Say what you like about biodynamics and it’s adherents but there is no doubt in my mind that it is practiced by some of the world’s finest estates.
The Wachau is on the Northern shore of the Danube river. The Bohemian massif, a large granite feature forces the river to take a winding detour leaving a south facing slope of granite leading down to clay silt closer to the river.
It is believed that the Celts brought viticulture to this part of Europe, with the Romans carrying on the tradition, however it is certain that it has been practiced pretty much constantly for the last couple of millennia, for centuries the Krems monastery was it’s focal point.
Similarly the Nikolaihof estate has a good bit of history, it’s first referenced in the time of Saint Severin and the Romans (around 470AD). I mention this because there is something about the wines that seems somewhat ageless. Or at the very least they seem to age on a different timescale to other wines.
The Saahs family started working biodynamically in 1971, if this seems very early, remember that Maria Thun the major proponent for much of second half of the last century was German and it always had a stronger following across the German speaking parts of Europe.
Intrinsic to their wine making is the natural yeast colonies, which Christine says are unique to each vineyard.
‘Every vineyard has a different yeast’ as such young vines don’t ferment properly for about 6 years or so as they’ve not developed a strong enough vineyard yeast culture. The 1st vintage is always half dry as the yeasts are not yet strong enough to ferment the wine to dryness.
Christine went on to mention that when samples of different yeasts were taken from around the area, theirs were the strongest and most efficient at consuming sugar. This leads us to one of the other marvels of the Nikolaihof wines, their low alcohols. 11.5% up to 12.5% but with no attendant lack of body or intensity. A couple of weeks later Christine showed me their 1999 Zu Mautern Jungfern Wein (11.5%) and still incredibly vibrant, with floral, mineral notes, a lovely off dry lime edged fruit. A wine that hardly betrayed anything of it’s 12 years of age.
Certainly I was starting to think of the wines ageing on a human scale. With 18-20 years of age being when they start to have something interesting to say. That’s not to imply that there were no precocious youngsters, as they were all fascinating, but it made sense when one looked at the 1993 Gruner Veltliner Vinothek aged for15 years in old oak casks 1500-12500l and 4yrs bottle. A wine they released when it was legal to drink, makes sense no?
Slightly waxy polished edge, salted preserved lemons (almost an herbal vodka like note). A smooth and almost sensual palette, dry, savoury and intriguing.

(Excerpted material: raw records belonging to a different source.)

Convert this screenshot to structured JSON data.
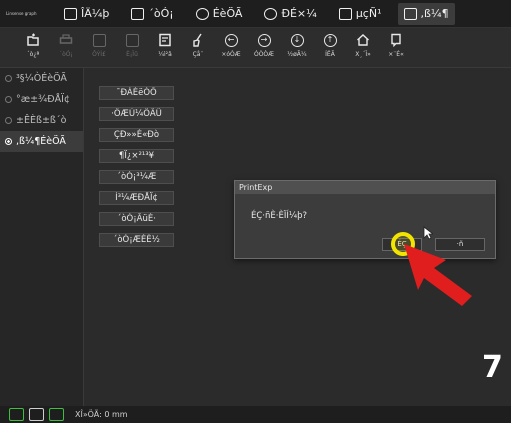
{
  "app": {
    "logo_text": "Linsense graph"
  },
  "menu": [
    {
      "label": "ÎÄ¼þ",
      "icon": "file-icon"
    },
    {
      "label": "´òÓ¡",
      "icon": "printer-icon"
    },
    {
      "label": "ÉèÖÃ",
      "icon": "settings-icon"
    },
    {
      "label": "ÐÉ×¼",
      "icon": "tools-icon"
    },
    {
      "label": "µçÑ¹",
      "icon": "power-icon"
    },
    {
      "label": ",ß¼¶",
      "icon": "advanced-icon",
      "active": true
    }
  ],
  "toolbar": [
    {
      "label": "´ò¿ª",
      "icon": "open-icon",
      "enabled": true
    },
    {
      "label": "´òÓ¡",
      "icon": "print-icon",
      "enabled": false
    },
    {
      "label": "ÔÝÍ£",
      "icon": "pause-icon",
      "enabled": false
    },
    {
      "label": "È¡Ïû",
      "icon": "cancel-icon",
      "enabled": false
    },
    {
      "label": "¼ì²â",
      "icon": "check-icon",
      "enabled": true
    },
    {
      "label": "Çå¨",
      "icon": "clean-icon",
      "enabled": true
    },
    {
      "label": "×óÒÆ",
      "icon": "left-arrow-icon",
      "enabled": true
    },
    {
      "label": "ÓÒÒÆ",
      "icon": "right-arrow-icon",
      "enabled": true
    },
    {
      "label": "½øÃ¼",
      "icon": "down-arrow-icon",
      "enabled": true
    },
    {
      "label": "ÍËÃ",
      "icon": "up-arrow-icon",
      "enabled": true
    },
    {
      "label": "X¸´Î»",
      "icon": "home-icon",
      "enabled": true
    },
    {
      "label": "×¨É«",
      "icon": "color-icon",
      "enabled": true
    }
  ],
  "sidebar": [
    {
      "label": "³§¼ÒÉèÖÃ",
      "selected": false
    },
    {
      "label": "°æ±¾ÐÅÏ¢",
      "selected": false
    },
    {
      "label": "±ÊÈß±ß´ò",
      "selected": false
    },
    {
      "label": ",ß¼¶ÉèÖÃ",
      "selected": true
    }
  ],
  "buttons": [
    "¯ÐÁÈëÒÕ",
    "·ÖÆÚ¼ÖÃÜ",
    "ÇÐ»»È«Ðò",
    "¶Ï¿×²¹³¥",
    "´òÓ¡³¼Æ",
    "Í³¼ÆÐÅÏ¢",
    "´òÓ¡ÂüÈ·",
    "´òÓ¡ÆÈÈ½"
  ],
  "dialog": {
    "title": "PrintExp",
    "message": "ÉÇ·ñÈ·ÈÏÍ¼þ?",
    "ok_label": "ÉÇ",
    "cancel_label": "·ñ"
  },
  "step_number": "7",
  "status": {
    "text": "XÎ»ÖÃ: 0 mm"
  },
  "colors": {
    "highlight": "#f2e600",
    "arrow": "#e01e1e"
  }
}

A hint of dried fruit showing on the finish, but all in all very fresh and remarkable free of oxidative notes.
Gruner Veltliner Federspiel 2010 11.5% from the Urgestein – Granit/Gneiss
Vibrant herbaceous, white pepper, austere, mineral with an underlying breadiness, good length and nice purity, a slight herbaceous tang on the finish.
Similarly the 88 Elizabeth cuvee Gemischter Satz (field blend) Riesling, GV, PB, Neuburger, Fruh Rot Veltliner, from a vineyard they planted in 85 to celebrate the estate anniversary. They chose to interplant the varieties in the old style, and commensurately harvest them all at the same time. Not unlike the great Marcel Deiss crus this has the richness, complexity and satisfaction that comes from a blend of varieties all quite at home where they belong.
Ripe apples, some complex old floral type notes, a lovely richness intertwined with the bottle aged characters, a very delicate acetyl note (not enough to be bad) finishing with some tasty ripe apple notes. Some lovely acidity gave it structure (from the slightly early harvest Riesling).
Other wines tasted.
2007 Steiner Hund, Riesling Reserve 12.5%
Complex minerally lime (thai lime?) green apple skin notes, medium bodied but with a creaminess to the acidity. Very assured and intense.
1990 Riesling Smaragd, Zu Mautern/Wachau
Maturing vegetal notes betray some bottle age, cream and a hint of peach. Incredibly mineral palette, medium ripe with stunning length.
1986 Honigfogel GV (Honigfogel predates Smaragd as a category)
Slightly toasty nutty sort of nose, reminds me of old Champagne, some lovely fading fruit over a mineral skeleton, citrus, crushed slate, great acidity and a caramel edge bottle age character.
1983 Gruner Veltliner (1st great year)
Dusty subtle cellar mould like note, like smelling damp age worn rocks, some ghostly fruit notes and lovely length.
Finally a last word of wisdom, ‘Green matter is always the link between sun energy and animal life’.
The tasting was held at Spring Boutique, 56 Rue de l'Arbre Sec, 75001, Paris.